Dalam rapat kerja bersama Komisi V DPR RI, Selasa (10/2/2026), Ara menyampaikan bahwa lahan seluas 30 hektare untuk proyek ini telah dihibahkan oleh Lippo Group kepada pemerintah sehingga tidak menggunakan dana negara untuk pembebasan tanah. “Tanahnya hibah, clean and clear. Negara tidak keluarkan uang untuk lahan,” ujarnya.
Proses pembangunan akan dimulai Agustus 2026 setelah groundbreaking pada Maret.

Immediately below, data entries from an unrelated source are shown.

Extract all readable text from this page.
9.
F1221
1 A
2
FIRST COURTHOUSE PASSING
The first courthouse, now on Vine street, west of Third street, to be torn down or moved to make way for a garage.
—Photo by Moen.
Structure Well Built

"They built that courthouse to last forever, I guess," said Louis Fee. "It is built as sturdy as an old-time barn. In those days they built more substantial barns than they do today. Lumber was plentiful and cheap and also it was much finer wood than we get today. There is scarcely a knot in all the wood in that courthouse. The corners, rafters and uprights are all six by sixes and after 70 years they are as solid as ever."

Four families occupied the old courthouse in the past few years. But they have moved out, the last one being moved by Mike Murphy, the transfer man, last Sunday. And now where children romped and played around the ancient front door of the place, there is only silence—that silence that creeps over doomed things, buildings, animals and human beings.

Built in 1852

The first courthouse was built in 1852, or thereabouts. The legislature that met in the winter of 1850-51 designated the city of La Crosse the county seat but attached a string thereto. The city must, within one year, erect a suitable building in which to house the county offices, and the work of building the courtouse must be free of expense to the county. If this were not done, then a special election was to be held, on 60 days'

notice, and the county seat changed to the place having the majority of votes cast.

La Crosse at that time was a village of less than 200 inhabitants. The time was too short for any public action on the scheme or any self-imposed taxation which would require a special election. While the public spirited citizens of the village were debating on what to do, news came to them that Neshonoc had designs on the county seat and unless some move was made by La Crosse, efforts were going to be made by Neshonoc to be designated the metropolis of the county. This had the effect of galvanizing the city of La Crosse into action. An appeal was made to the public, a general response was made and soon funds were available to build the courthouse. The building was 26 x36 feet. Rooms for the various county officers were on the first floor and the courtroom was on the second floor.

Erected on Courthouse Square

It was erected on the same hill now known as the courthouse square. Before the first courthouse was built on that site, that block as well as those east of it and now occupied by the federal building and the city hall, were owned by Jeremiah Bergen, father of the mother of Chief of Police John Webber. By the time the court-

Rusun subsidi ini akan dibangun di tiga lokasi, masing-masing dengan 18 tower berlantai 30. Totalnya, proyek ini akan menghadirkan 54 tower dengan kapasitas 141.000 unit hunian, menjadikannya salah satu rusun terbesar yang pernah dibangun di Indonesia.
Ara menekankan pentingnya koordinasi dengan KPK dan pihak swasta agar proyek berjalan transparan dan bebas polemik. “Doakan Agustus 2028 kita sudah menyerahkan kunci kepada masyarakat calon penerima rusun subsidi,” pungkasnya.